Visites plus concentrées l’hiver
Avec la pluie qui se mêle dorénavant à la neige à partir de 1200–1300 mètres, s’assurer aussi que les pistes sont en bon état et fonctionnelles n’est pas une sinécure. «C’est très embêtant. Il peut neiger et pleuvoir en même temps aujourd’hui au départ. La qualité d’enneigement remonte d’environ 100 mètres tous les dix ans depuis 50–60 ans», observe-t-il. La limite à partir de laquelle les flocons tombent devrait encore franchir un palier de 200 à 300 mètres dans les vingt prochaines années, selon MétéoSuisse. «En renforçant nos activités entre Pâques et novembre, nous réalisons désormais 65% de notre volume d’affaires pendant la période estivale et 35% en hiver», détaille Claude Gendre. Mais c’est encore en hiver pourtant que les visiteurs affluent le plus à Charmey, avec des pointes jusqu’à 30 000 visites les meilleurs mois contre 20 000 au summum de l’été.
Le canton de Fribourg et son service de la promotion économique ont aussi porté secours à la station gruyérienne en s’appuyant sur la nouvelle politique régionale (NPR) initiée par la Confédération.
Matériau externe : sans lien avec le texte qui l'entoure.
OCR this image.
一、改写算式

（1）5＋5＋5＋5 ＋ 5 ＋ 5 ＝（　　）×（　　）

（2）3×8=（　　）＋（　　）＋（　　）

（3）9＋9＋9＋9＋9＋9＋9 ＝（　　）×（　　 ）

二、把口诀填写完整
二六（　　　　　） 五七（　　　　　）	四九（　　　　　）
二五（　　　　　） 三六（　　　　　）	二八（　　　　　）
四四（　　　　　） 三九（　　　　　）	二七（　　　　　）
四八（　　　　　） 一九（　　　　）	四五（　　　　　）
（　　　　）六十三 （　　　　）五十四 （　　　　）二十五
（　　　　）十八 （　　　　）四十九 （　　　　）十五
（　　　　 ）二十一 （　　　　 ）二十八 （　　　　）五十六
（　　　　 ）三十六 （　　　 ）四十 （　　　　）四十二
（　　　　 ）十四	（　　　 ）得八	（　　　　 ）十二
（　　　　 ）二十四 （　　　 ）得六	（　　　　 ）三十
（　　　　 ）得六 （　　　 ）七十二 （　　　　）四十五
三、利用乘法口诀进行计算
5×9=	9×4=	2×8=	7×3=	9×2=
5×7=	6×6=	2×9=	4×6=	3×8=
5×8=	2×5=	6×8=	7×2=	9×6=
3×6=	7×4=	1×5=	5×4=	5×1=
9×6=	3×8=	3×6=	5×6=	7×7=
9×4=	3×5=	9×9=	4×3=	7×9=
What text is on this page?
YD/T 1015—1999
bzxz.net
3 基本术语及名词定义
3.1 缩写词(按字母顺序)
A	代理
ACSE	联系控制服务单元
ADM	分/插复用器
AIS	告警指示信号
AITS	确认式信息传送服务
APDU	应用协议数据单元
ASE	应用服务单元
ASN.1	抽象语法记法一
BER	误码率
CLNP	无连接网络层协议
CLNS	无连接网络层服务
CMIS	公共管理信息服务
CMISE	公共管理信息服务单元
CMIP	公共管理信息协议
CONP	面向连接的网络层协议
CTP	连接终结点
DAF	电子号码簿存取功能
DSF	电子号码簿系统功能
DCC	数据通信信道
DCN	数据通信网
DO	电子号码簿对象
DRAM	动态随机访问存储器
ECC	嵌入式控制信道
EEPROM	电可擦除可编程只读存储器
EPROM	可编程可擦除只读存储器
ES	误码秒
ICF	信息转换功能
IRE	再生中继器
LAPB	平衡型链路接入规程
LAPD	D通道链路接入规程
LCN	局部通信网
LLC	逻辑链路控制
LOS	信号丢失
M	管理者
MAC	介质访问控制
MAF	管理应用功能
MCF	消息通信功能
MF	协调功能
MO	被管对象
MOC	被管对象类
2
Dans ce cadre, une aide à l’innovation touristique a été apportée. Si les fanatiques d’escalade peuvent profiter en toute sécurité d’une via ferrata à Charmey, tout près de l’arrivée des remontées mécaniques, c’est grâce au canton qui a injecté près de 200 000 francs dès 2020 pour encourager le développement d’activités estivales. Et maintenir l’attractivité de la station pour le public-cible, les familles, en toute saison. Et assurer des revenus suffisants durant l’été pour diminuer l’impact du ski.
«Boussole neige»
Il y a peu, l’Association suisse des remontées mécaniques (RMS) a présenté, en collaboration avec Suisse Tourisme, un catalogue de mesures intitulé «Boussole neige» pour fournir aux stations des outils et des idées leur permettant de s’adapter aux changements climatiques. Orienter par exemple les pistes autrement, les remonter d’un cran, proposer de nouvelles activités, étendre la saison d’été, créer des aires de jeu, etc.